L.A. Riots, 10 Years Later

L O S  A N G E L E S, April 29, 2002 -- The cost was enormous. Fifty-five people dead, 2,000 injured and a damage bill of $1 billion.

Ten years later, the shattered buildings of South Central Los Angeles have been rebuilt, but the rage still simmers.

The violence came in four days of rioting after a jury acquitted four Los Angeles Police Department officers whose videotaped beating of Rodney King shocked America.

Since that violence began exactly 10 years ago today, there has been a decade of voter-approved reforms, two black police chiefs and a campaign to improve the image of the LAPD.

In the riots, hundreds of properties were burned and looted. One of the properties hit was a dental office located in a shopping center in the Crenshaw District, one of the worst-hit areas. Dentist Bill Faulkner, who's black, remembers it vividly.

"Some people were running around and by the time I got there, they had already looted out the practice," said Faulkner. He said the experience left him feeling "violated."

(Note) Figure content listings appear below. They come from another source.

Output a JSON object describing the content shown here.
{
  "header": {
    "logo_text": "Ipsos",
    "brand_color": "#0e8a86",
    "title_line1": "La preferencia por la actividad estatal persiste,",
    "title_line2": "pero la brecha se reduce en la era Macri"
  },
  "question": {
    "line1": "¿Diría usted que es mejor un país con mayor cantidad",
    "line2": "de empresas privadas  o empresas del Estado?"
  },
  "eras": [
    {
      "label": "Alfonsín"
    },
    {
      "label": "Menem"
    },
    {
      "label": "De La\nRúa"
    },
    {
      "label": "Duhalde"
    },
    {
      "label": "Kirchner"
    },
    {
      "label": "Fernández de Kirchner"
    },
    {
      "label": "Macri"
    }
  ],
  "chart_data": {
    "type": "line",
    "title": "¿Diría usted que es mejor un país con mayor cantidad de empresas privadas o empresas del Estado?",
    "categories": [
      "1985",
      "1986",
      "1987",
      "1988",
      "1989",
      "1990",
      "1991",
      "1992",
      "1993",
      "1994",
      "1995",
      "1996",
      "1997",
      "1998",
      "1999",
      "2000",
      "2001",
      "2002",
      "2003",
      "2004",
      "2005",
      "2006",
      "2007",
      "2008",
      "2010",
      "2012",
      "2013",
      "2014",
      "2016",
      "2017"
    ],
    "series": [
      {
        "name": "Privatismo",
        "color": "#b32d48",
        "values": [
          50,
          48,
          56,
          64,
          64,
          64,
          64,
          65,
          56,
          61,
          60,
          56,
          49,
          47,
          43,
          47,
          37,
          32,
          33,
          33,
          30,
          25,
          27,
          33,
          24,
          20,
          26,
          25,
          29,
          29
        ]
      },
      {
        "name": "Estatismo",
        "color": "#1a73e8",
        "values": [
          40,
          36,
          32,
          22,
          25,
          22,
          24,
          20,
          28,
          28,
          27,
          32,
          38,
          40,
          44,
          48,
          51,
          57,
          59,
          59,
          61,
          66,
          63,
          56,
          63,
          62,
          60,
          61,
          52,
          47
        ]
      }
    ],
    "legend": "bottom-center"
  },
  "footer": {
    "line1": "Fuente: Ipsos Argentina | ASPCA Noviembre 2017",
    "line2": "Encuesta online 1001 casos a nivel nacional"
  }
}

When then President Bush toured the devastation, Faulkner was in the group that heard him promise federal help to rebuild. Through a combination of government and private funding, that shopping center has, indeed, been rebuilt. And Faulkner's new office is there.

Faulkner said the reconstruction was all well and good but the root causes of the riot still existed. "The buildings didn't burn themselves down, the people did. And we repaired the buildings, but we didn't repair the people."

Divisions Still Remain

And when it comes to the people, little appears to have changed in 10 years. South Central still has a high unemployment rate and a high crime rate. Parts of Los Angeles remains deeply divided along racial lines, with an enormous gap between the rich and the poor.

On the plus side, community relations with police have improved somewhat.

The face of the LAPD has changed noticeably since 1992, when the department was almost 60 percent white. Now, 45 percent of the department is white. Nearly half is black or Hispanic.

However, the leadership of the LAPD is once again the subject of controversy. The recent ouster of Chief Bernard Parks, an African-American, has angered many black residents of L.A., making the selection of a new chief a sensitive issue.

"There's still a code of silence," said Civil Rights Attorney Irwin Chemerinsky. "We're still a department that rewards the tough officer who violates peoples rights."

Future Economy Looks Promising

Economically, things look brighter. Many retailers have set up shop in South Central, including large chain grocery stores. And community groups continue to lobby relentlessly for new investment, even providing bus tours for bankers last week.

"All this was burned down in 1992," a tour guide told prospective investors peering out the bus windows. "Now why would you invest this much capital back into the inner city? Not for public relations, but because it makes good economic sense."

But there has not been significant investment by the government in the public schools of the inner city. And that infuriates Faulkner, who sends his own children to a private school. He said the failure of the school system had left another generation unfit for employment and ripe for unrest.

"How many of the 18 year olds today have juvenile records," Faulkner said. "How many have turned to drugs, how many have children ahead of their time? How many are dead?"

Without an educational system that gives kids some hope for the future, he says, the potential for more trouble is enormous. "It's still here," he said, frowning, "it's still here. And in time, it will happen again."

He's not alone in that opinion. A recent survey conducted by the Loyola Marymount University in March of L.A. residents shows that 50 percent believe a riot similar to that of 1992 is likely to occur within the next five years.

"It's always the spark, whether it's the verdicts or the Rodney King incident or something else," Mayor James Hahn, who was city attorney at the time, told The Associated Press. "That didn't cause the riots. It was the underlying problems that caused the riots. The spark can come any day."